Academia has lost one of the giants of Sociology, Elia Zureik, Professor Emeritus at Queen’s University, Kingston, Ontario and founder of the Department of Sociology and Anthropology at the Doha Institute for Graduate Studies, Doha, Qatar. He passed away on January 16 at the age of 84.
Dr. Zureik was a consummate intellectual, teacher, writer, lecturer, and activist. Since the 1970s, his writings on the state and its functions—surveillance, power, and oppression—have been required reading in sociology and the study of social development. His commitment to and defense of Palestinian rights both inside and outside of Israel, as well as his detailed depiction of Israel’s colonialist project in Palestine, made him one of the foremost authorities on Palestinian society, dispossession, and rights.
He authored or edited a great number of books and articles on surveillance, the Palestinian experience under Israeli control, the Palestinian-Israeli peace process, and numerous other topics.
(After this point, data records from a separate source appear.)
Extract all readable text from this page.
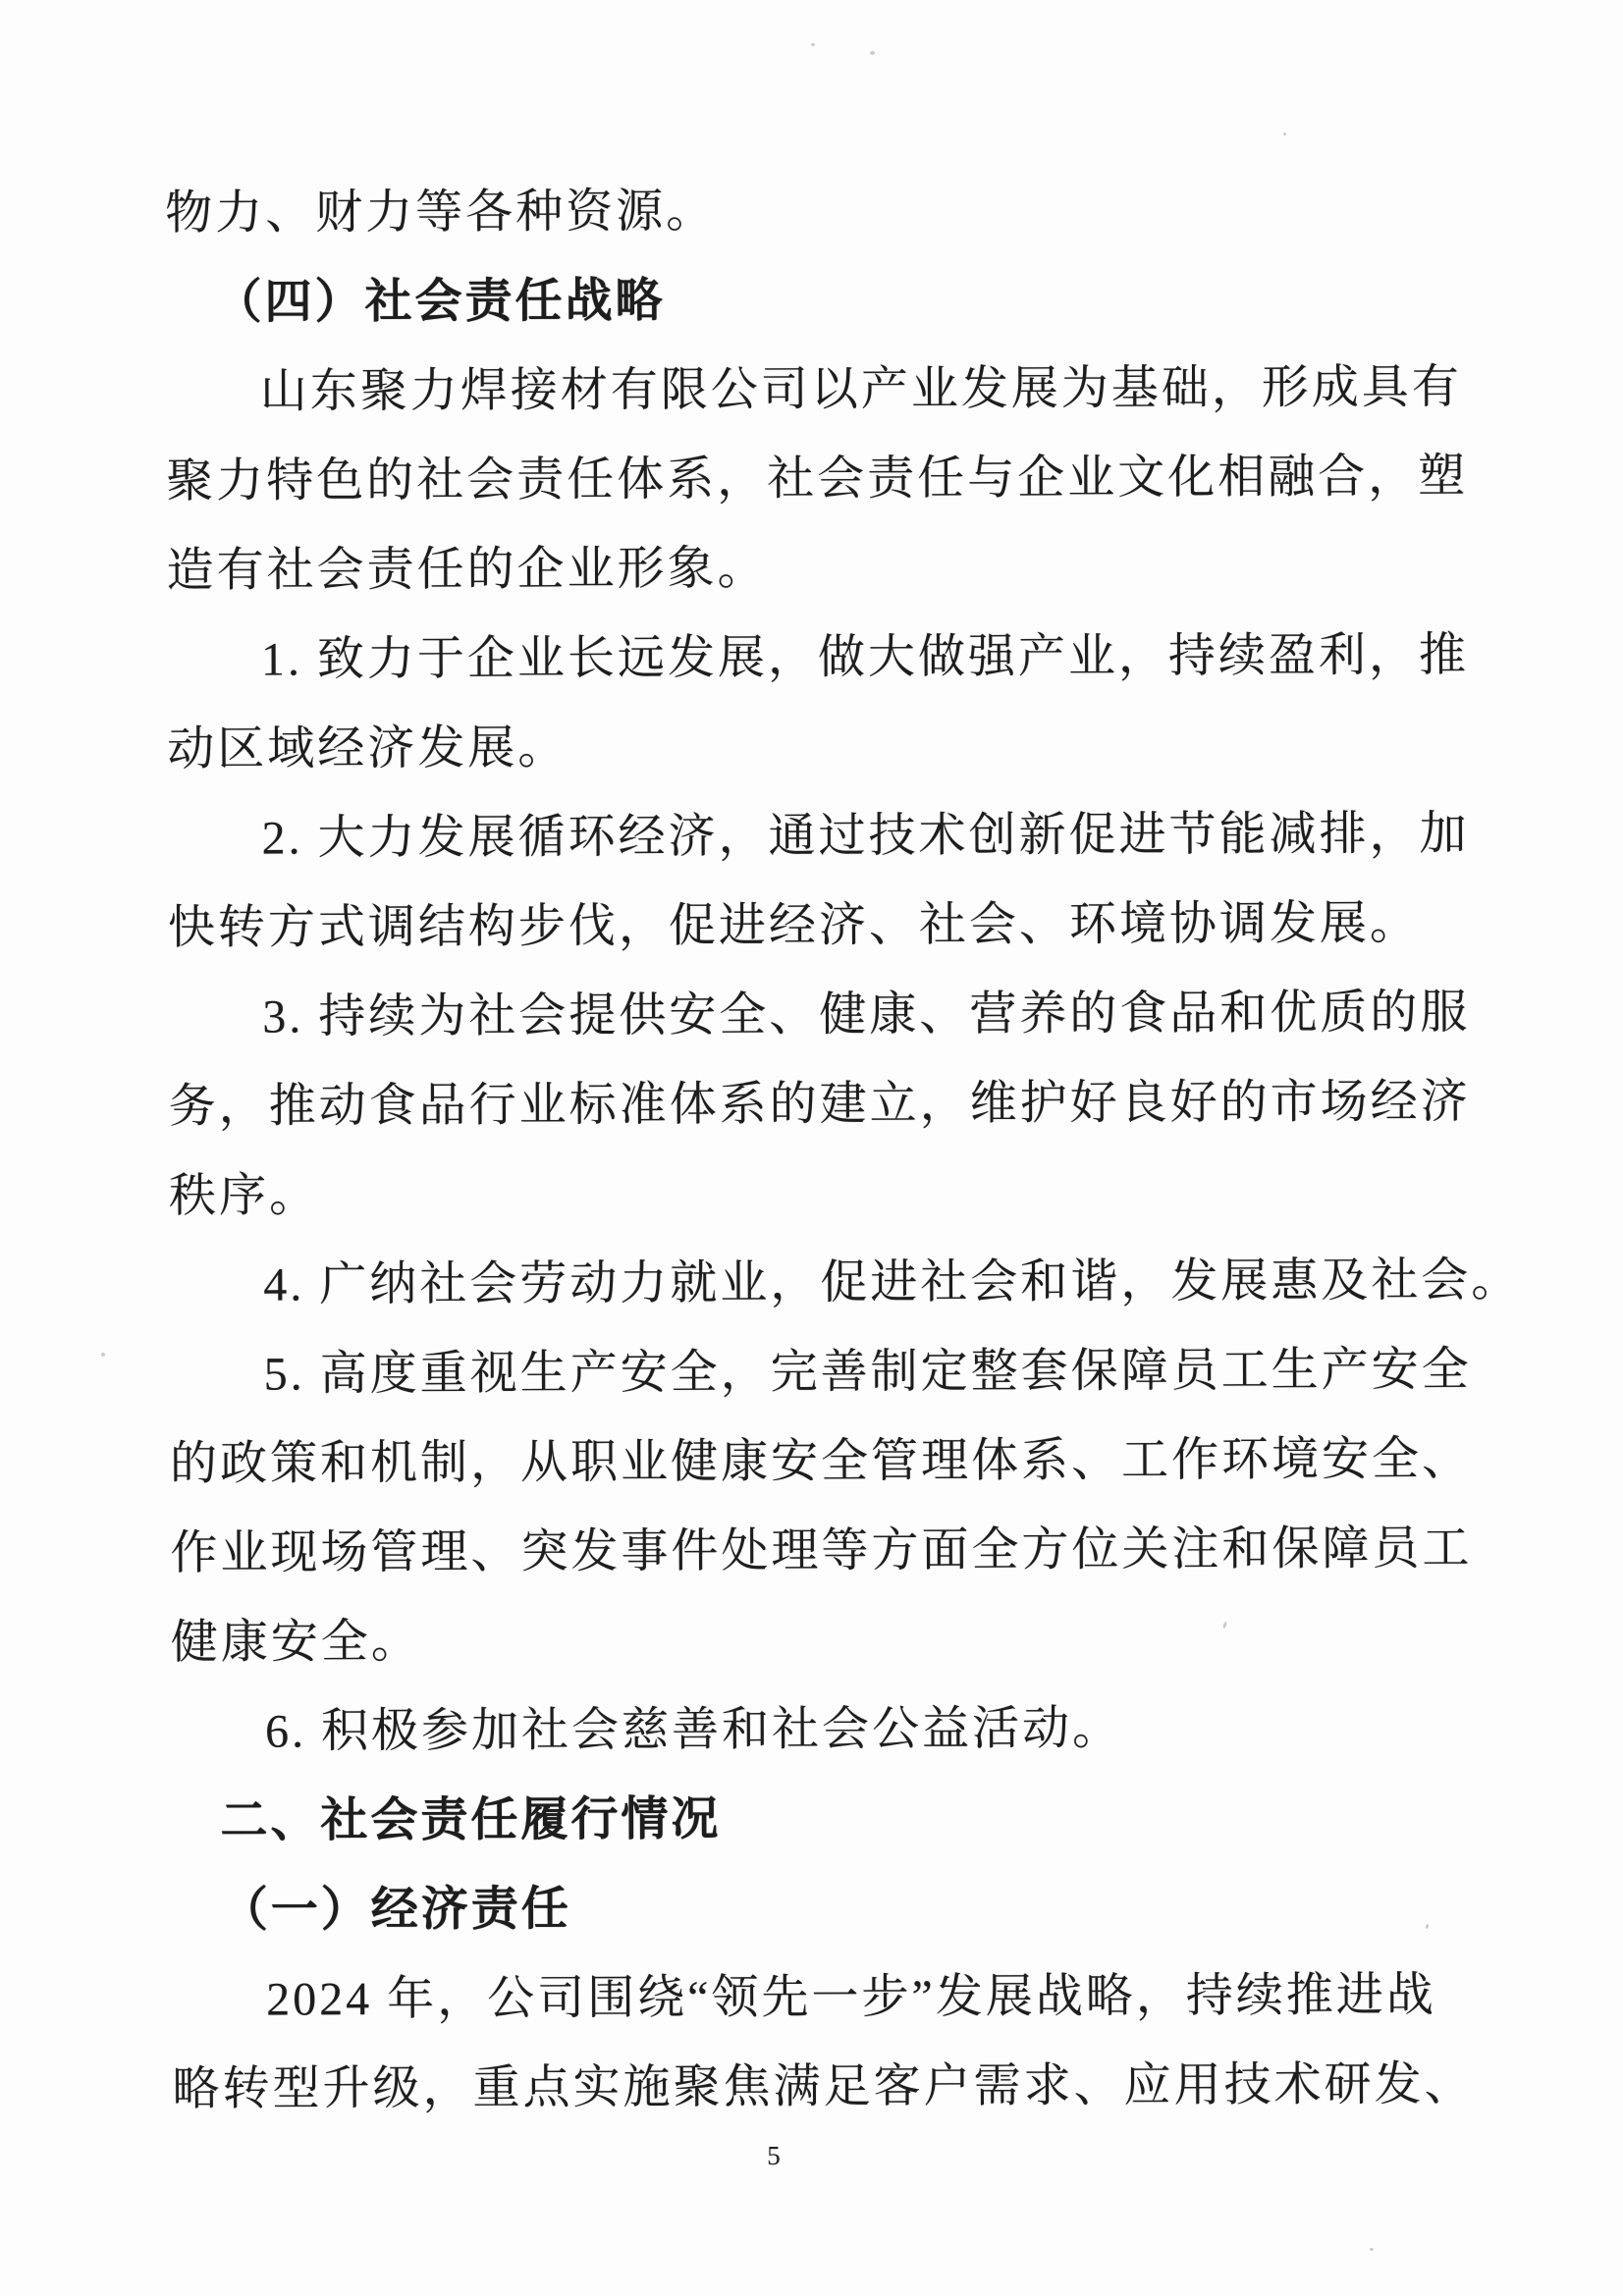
物力、财力等各种资源。
（四）社会责任战略
山东聚力焊接材有限公司以产业发展为基础，形成具有
聚力特色的社会责任体系，社会责任与企业文化相融合，塑
造有社会责任的企业形象。
1. 致力于企业长远发展，做大做强产业，持续盈利，推
动区域经济发展。
2. 大力发展循环经济，通过技术创新促进节能减排，加
快转方式调结构步伐，促进经济、社会、环境协调发展。
3. 持续为社会提供安全、健康、营养的食品和优质的服
务，推动食品行业标准体系的建立，维护好良好的市场经济
秩序。
4. 广纳社会劳动力就业，促进社会和谐，发展惠及社会。
5. 高度重视生产安全，完善制定整套保障员工生产安全
的政策和机制，从职业健康安全管理体系、工作环境安全、
作业现场管理、突发事件处理等方面全方位关注和保障员工
健康安全。
6. 积极参加社会慈善和社会公益活动。
二、社会责任履行情况
（一）经济责任
2024 年，公司围绕“领先一步”发展战略，持续推进战
略转型升级，重点实施聚焦满足客户需求、应用技术研发、
5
Among his works is his book The Palestinians in Israel: A Study in Internal Colonialism (Routledge and K. Paul, 1979), which was one of the first tracts to explain the subordinate status of Palestinian citizens in Israel under the Zionist Israeli regime.
His work on surveillance looked at the state as the ultimate authority on policing and border control. He collaborated with Mark Salter in editing Global Surveillance and Policing: Borders, Security, Identity (William Publishing, 2005), a compendium of essays by experts in the fields of information and communications, political science and identity, and international law, among other disciplines. He also collaborated with David Lyon and Yasmeen Abu-Laban to edit Surveillance and Control in Israel/Palestine (Routledge, 2010), a collection of studies related to population control, Israeli occupation, and the issues of war and peace in international media.
Elia Zureik has indeed lived a life of academic excellence and commitment to the causes of justice, freedom, and self-determination. He will be sorely missed, as a rights activist, a friend, and a teacher. May he forever rest in peace.